Notice to the tribal chairperson or designated agent
for service is required when there is reason to know that an
Indian child is involved. (§ 224.3, subd. (a), (a)(2); see 25 C.F.R.
§ 23.105 (2020) [inquiry “should” be directed to BIA list in
Federal Register].) Strict compliance was not required here. In
re J.T., supra, 154 Cal.App.4th 986, 994-995, which held that
notice must be sent to the tribal chairperson or designated agent
for service, preceded the 2019 and 2020 amendments to section
224.2. Any discrepancies were harmless here because the notices
were received by ICWA representatives of the tribes identified by
Father’s family, and the responses disclosed no reason to know
the children were Indian children. (In re E.W. (2009) 170
Cal.App.4th 396, 402-403; In re N.M. (2008) 161 Cal.App.4th 253,
268.)
10
Substantial evidence
In light of her arguments discussed above, Mother
contends that the juvenile court’s finding that the ICWA did not
apply was unsupported by substantial evidence. We conclude
otherwise.
“If the court makes a finding that proper and
adequate further inquiry and due diligence as required in this
section have been conducted and there is no reason to know
whether the child is an Indian child, the court may make a
finding that the [ICWA] does not apply to the proceedings.”
(§ 224.2, subd. (i)(2).) Substantial evidence shows the
department and the court conducted a diligent good faith inquiry.

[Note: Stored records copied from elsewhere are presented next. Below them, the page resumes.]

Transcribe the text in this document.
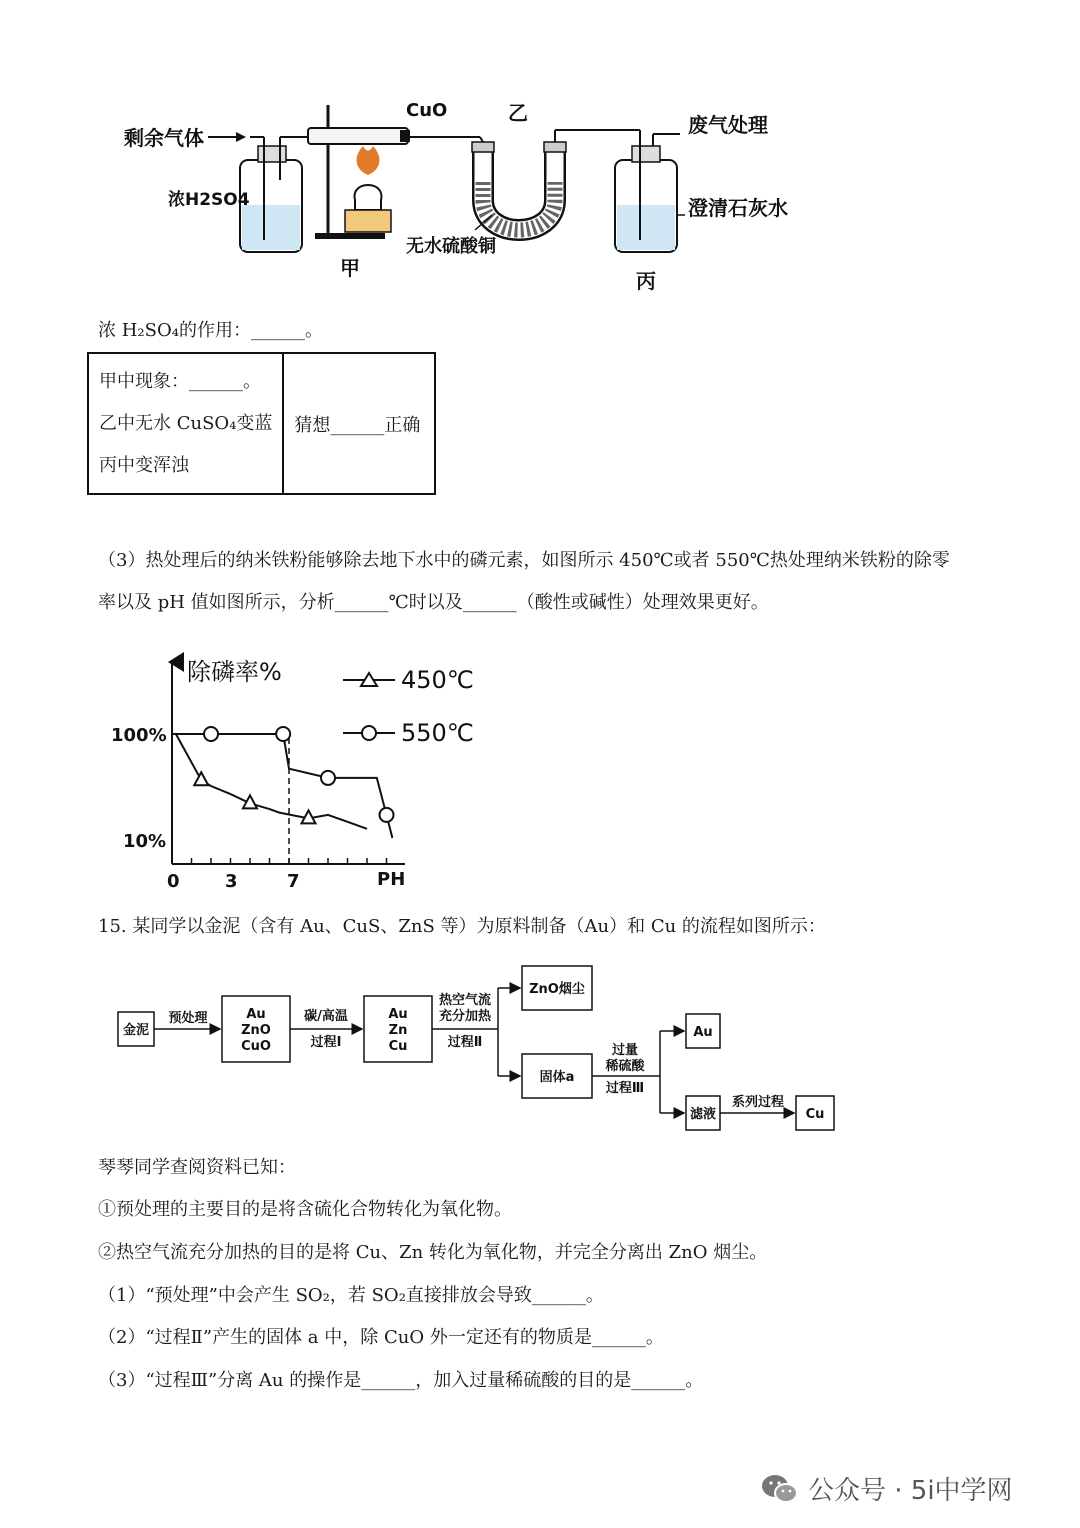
剩余气体
CuO	乙	废气处理
浓H2SO4	澄清石灰水
无水硫酸铜
甲
丙
浓 H₂SO₄的作用：______。
甲中现象：______。
乙中无水 CuSO₄变蓝
丙中变浑浊
	猜想______正确
（3）热处理后的纳米铁粉能够除去地下水中的磷元素，如图所示 450℃或者 550℃热处理纳米铁粉的除零
率以及 pH 值如图所示，分析______℃时以及______（酸性或碱性）处理效果更好。
除磷率%
PH
100%
10%
0	3	7
450℃
550℃
15. 某同学以金泥（含有 Au、CuS、ZnS 等）为原料制备（Au）和 Cu 的流程如图所示：
金泥
预处理	Au
ZnO
CuO
碳/高温
过程Ⅰ
Au
Zn
Cu
热空气流
充分加热
过程Ⅱ
ZnO烟尘
固体a
过量
稀硫酸
过程Ⅲ
Au
滤液
系列过程
Cu
琴琴同学查阅资料已知：
①预处理的主要目的是将含硫化合物转化为氧化物。
②热空气流充分加热的目的是将 Cu、Zn 转化为氧化物，并完全分离出 ZnO 烟尘。
（1）“预处理”中会产生 SO₂，若 SO₂直接排放会导致______。
（2）“过程Ⅱ”产生的固体 a 中，除 CuO 外一定还有的物质是______。
（3）“过程Ⅲ”分离 Au 的操作是______，加入过量稀硫酸的目的是______。
公众号 · 5i中学网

(In re D.F., supra, 55 Cal.App.5th at p. 570.) Accordingly, the
court did not err in concluding the ICWA was inapplicable.
DISPOSITION
The appeal regarding A.P. (20JV00054) is dismissed.
The order terminating parental rights as to I.E. (20JV00051) and
S.P. (20JV00053) is affirmed.
NOT TO BE PUBLISHED.
TANGEMAN, J.
We concur:
GILBERT, P. J. YEGAN, J.
11
Arthur A. Garcia, Judge
Superior Court County of Santa Barbara
______________________________
Carol A. Koenig, under appointment by the Court of
Appeal, for Defendant and Appellant.
Michael C. Ghizzoni, County Counsel, Lisa A.
Rothstein, Deputy County Counsel, for Plaintiff and Respondent.